Todavia, precisamos levantar a cabeça e pensar nos desafios que estão colocados
para as forças democráticas e populares. O filósofo Espinoza empunhou a frase “Nem
rir, nem chorar, mas compreender”. Precisamos compreender as razões que levaram o
Brasil a está encruzilhada histórica. Nesse momento, sabemos que não estamos
sozinhos nessa batalha, temos ao nosso lado milhões de brasileiros/as que estão
dispostos a defender a democracia e os direitos sociais.

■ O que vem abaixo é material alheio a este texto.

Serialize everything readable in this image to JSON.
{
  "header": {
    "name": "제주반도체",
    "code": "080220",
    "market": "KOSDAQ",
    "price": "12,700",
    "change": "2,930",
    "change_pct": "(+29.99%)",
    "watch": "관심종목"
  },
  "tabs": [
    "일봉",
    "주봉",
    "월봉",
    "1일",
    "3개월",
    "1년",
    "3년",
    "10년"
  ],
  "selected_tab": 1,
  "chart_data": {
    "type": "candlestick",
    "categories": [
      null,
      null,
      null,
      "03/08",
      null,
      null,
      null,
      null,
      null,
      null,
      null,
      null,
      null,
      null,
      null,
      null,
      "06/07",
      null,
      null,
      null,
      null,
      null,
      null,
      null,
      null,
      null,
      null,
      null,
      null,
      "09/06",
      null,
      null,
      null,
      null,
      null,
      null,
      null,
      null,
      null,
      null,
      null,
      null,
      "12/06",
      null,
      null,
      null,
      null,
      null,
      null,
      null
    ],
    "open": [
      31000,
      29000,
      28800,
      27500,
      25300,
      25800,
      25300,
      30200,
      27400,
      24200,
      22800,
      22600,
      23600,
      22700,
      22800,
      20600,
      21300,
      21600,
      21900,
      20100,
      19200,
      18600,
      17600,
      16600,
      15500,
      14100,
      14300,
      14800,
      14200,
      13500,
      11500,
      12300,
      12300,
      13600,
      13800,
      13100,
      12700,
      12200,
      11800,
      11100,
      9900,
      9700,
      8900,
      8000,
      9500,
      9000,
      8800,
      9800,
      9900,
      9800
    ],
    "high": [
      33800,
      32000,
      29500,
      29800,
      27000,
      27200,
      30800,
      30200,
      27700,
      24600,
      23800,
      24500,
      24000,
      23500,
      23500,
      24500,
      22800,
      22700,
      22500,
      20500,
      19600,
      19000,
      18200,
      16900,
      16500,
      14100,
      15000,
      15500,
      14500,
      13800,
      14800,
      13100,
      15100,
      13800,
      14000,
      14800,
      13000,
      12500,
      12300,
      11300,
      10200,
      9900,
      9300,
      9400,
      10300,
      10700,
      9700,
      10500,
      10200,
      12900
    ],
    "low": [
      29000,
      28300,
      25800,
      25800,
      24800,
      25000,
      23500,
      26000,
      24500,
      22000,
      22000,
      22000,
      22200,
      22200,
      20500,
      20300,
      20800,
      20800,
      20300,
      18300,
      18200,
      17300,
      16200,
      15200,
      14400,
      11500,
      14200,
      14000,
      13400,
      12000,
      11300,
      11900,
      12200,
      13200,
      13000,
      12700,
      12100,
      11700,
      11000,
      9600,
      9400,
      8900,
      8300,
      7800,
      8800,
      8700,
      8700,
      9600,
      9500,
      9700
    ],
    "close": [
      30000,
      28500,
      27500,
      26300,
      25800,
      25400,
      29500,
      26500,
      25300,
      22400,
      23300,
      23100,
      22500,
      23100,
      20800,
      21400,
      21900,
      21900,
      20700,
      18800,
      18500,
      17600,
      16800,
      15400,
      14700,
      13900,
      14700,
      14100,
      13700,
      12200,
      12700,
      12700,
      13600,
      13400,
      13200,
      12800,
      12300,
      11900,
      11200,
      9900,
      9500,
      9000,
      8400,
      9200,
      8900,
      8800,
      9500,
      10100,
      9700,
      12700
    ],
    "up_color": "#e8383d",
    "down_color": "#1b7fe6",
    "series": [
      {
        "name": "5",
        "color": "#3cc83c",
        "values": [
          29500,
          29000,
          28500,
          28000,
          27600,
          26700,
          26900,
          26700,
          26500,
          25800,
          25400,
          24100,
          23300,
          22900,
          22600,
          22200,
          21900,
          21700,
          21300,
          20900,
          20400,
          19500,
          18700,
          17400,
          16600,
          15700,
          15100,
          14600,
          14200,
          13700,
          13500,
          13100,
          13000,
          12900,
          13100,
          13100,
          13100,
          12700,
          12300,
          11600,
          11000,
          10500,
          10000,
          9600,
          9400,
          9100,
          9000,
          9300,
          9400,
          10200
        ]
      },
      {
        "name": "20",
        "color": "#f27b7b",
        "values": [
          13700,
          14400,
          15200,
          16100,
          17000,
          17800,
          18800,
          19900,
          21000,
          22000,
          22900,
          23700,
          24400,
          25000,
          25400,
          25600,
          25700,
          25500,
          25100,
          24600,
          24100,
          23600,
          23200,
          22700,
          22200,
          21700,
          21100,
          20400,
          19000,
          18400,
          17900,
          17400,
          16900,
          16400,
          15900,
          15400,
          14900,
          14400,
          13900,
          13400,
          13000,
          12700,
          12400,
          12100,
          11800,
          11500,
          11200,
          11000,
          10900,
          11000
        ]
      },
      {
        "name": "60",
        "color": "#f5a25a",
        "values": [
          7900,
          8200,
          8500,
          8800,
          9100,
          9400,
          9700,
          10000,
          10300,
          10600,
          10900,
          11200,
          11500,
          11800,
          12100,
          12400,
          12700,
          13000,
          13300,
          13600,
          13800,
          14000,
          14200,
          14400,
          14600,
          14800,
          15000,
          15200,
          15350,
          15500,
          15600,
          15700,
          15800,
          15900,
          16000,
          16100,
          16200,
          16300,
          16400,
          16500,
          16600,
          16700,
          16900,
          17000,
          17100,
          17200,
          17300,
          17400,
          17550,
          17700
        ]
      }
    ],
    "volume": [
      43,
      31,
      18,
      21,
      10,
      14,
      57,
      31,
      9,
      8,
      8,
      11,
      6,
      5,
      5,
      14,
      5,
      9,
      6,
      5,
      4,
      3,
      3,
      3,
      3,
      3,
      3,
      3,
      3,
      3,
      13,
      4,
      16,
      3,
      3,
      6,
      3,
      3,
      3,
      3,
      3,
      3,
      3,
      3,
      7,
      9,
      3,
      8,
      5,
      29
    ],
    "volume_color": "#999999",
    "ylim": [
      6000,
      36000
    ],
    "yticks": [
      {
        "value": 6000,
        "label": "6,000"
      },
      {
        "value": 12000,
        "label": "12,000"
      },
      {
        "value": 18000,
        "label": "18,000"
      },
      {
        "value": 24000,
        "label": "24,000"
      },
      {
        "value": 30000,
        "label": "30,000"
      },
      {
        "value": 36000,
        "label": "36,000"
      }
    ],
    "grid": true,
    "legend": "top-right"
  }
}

O Brasil vive uma encruzilhada histórica. O consenso político construído desde o


fim da ditadura militar foi quebrado. As instituições brasileiras se afundaram e
decidiram aprofundar a desigualdade e a pobreza em nosso país. As elites brasileiras,
mais uma vez, demonstraram que não estão interessadas em ceder um milímetro dos
seus privilégios. Todavia, o horizonte que nos apresenta nos enche de esperança.
Existe uma enorme força social popular em movimento no Brasil, a última semana de
campanha refletiu disso. Milhares de pessoas foram às ruas, montaram bancas nas
praças, conversaram com eleitores, saíram de casa em casa para reconquistar o povo
para a defesa da justiça social e da igualdade. Os próximos anos determinarão que tipo
de Brasil construiremos. Um país soberano, igualitário e democrático. Ou um país,
injusto, racista, homofóbico e machista, submisso aos interesses do imperialismo
norte-americano e profundamente desigual. A batalha se inicia e temos milhões ao
nosso lado. O ex-presidente do Uruguai, José Mujica, disse ontem em entrevista após a
derrota das forças democráticas no Brasil algumas palavras que sintetizam as nossas
tarefas nos próximos anos:

“Os únicos derrotados são os que cruzam os braços, os que se


resignam a derrota. A vida é uma luta, uma luta permanente, com
avanços e retrocessos. Não é o fim do mundo. Portanto, aprender
com os erros cometidos e começar de novo. E deve ser permanente.
E tampouco pensarmos que quando vencemos tocamos o céu com a
mão e temos chegado a um mundo maravilho, não, apenas subimos
um degrau. Tenhamos humildade do ponto de vista estratégico. Não
há derrota definitiva, nenhum triunfo definitivo”.